There’s different kinds of hacking.

– Manually hacking looks a lot like ms-dos / cmd prompt . They’re using various tools to try to access “behind the scenes”
– Creating hacking scripts looks like notepad.
– Baby hackers use the tools/scripts created by hackers using the other 2 methods
– Some hacking looks like “insert USB hackstick into computer” and walk away.
– Social Engineering looks like people calling up numbers on a phone until they get somebody to give them information.

Anonymous 0 Comments

I test web applications for vulnerabilities, and I use a web browser and Burp Suite. It looks like a table with all the requests the browser does. Occasionally I slightly edit a request and send it again. Sometimes I just edit the URL in the browser.

Anonymous 0 Comments

Late nineties it was a simple case of Netbios sharing.

Windows at that time, if you enabled your hard drive to be shared across a network then it would have no security by default. So if someone had your IP address and typed the Netbios command in Windows command prompt then it would share your drive onto their machine, and they could access your files.

People would make a program to scan IP ranges for the Netbios port, 139, to see if it was open. At the end of the scan you’d have a text file with IPs of machines found with this port open.

Then, some people would make “bots”, a small program that would connect to an IRC server and channel. You could upload this program and edit the… iirc start.ini file or whatever the file was that determined which programs ran at startup. When the person rebooted, your program would be ran and the bot would connect to an IRC server.

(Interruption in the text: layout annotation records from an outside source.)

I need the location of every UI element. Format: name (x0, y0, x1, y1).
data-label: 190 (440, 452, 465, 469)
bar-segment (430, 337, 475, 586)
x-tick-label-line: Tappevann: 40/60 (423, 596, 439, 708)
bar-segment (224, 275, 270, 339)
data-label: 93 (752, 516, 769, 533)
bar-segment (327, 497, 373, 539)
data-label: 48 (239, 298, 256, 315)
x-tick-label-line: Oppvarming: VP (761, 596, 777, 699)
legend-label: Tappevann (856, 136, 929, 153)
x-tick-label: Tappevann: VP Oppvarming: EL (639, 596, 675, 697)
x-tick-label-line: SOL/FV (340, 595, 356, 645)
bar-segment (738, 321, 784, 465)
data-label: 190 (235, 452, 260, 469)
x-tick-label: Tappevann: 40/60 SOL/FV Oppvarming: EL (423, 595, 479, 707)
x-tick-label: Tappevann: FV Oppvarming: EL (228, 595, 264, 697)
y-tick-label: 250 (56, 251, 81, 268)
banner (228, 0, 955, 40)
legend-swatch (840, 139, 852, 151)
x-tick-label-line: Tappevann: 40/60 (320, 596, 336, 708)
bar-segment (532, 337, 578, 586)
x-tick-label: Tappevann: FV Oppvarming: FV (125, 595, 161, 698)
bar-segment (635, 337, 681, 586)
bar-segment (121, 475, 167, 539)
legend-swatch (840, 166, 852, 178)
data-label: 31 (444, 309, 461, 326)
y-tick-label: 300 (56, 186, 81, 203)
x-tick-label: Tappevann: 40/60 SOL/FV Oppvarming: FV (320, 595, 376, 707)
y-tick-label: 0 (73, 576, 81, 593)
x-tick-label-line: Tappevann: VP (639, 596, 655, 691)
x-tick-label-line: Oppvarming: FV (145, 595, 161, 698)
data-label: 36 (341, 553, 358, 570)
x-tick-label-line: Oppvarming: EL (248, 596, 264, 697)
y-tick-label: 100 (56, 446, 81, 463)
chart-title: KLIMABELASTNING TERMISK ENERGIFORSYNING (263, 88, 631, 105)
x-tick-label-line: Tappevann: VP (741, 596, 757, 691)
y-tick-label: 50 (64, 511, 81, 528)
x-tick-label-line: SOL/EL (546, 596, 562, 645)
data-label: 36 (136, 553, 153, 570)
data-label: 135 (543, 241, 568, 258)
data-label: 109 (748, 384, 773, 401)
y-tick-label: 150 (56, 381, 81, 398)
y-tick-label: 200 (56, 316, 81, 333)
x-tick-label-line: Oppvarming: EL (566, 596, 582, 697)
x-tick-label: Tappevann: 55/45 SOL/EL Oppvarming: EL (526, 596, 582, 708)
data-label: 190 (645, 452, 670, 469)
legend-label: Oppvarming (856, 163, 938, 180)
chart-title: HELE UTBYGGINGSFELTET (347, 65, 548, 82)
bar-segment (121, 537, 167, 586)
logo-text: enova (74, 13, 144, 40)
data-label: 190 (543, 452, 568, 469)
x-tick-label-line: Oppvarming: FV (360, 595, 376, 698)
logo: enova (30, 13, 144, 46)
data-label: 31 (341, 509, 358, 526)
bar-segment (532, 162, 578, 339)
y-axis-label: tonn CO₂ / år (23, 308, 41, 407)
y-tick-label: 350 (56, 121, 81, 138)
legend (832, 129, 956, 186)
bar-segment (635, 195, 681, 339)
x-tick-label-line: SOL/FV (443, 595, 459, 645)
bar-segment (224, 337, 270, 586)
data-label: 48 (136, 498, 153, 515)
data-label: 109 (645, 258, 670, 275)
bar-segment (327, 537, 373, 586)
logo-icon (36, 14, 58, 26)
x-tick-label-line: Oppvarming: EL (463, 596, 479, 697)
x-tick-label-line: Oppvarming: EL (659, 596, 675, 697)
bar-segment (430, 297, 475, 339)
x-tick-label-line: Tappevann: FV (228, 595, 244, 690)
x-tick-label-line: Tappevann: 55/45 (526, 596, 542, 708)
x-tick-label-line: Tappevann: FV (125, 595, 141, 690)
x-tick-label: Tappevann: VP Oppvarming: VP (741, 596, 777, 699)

The most fun I ever had though was putting… I think it was called Sub7, a trojan onto my mates brother’s computer. We were in the next room and pressing all of the buttons – open cd tray, turn monitor off and on, bleep bleep etc. Hearing his brother raging was hilarious. Until he heard us laughing and stormed into the room.

Anonymous 0 Comments

I think the first episode and a lot of the hacking seen in Mr Robot was on the realistic side that it was lauded by hackers.

Anonymous 0 Comments

someone sits at their desk with a caffeine drink. they type something into a program, something like a command prompt. there might be two or three windows open. maybe another monitor or computer with a graph showing usage, or a spreadsheet. they copy files from one part of a computer to another. sometimes that means using a flashdrive. there are not billions of red lines of code on the screen, just the command prompt thing giving a list of information. have you ever used an “unzip” program? some windows and programs used look sort of like this.

then they type some more, copy some documents, take some screenshots, send an email. squint at the screen, write something down on another computer or on paper, just some notes for later. they drink caffeine and if stuff works you can hear them whisper “i’m in” and chuckle to themselves. the typing and clicking continues. it doesn’t look very cool, just like someone opened a coding program.

note: if they don’t say “im in” every time they are banned from the super cool hackers guild. search on youtube “real hacking looks like” and ignore clickbait. mute the video and watch at half speed. notice when something is a video edit and not actual screen recording.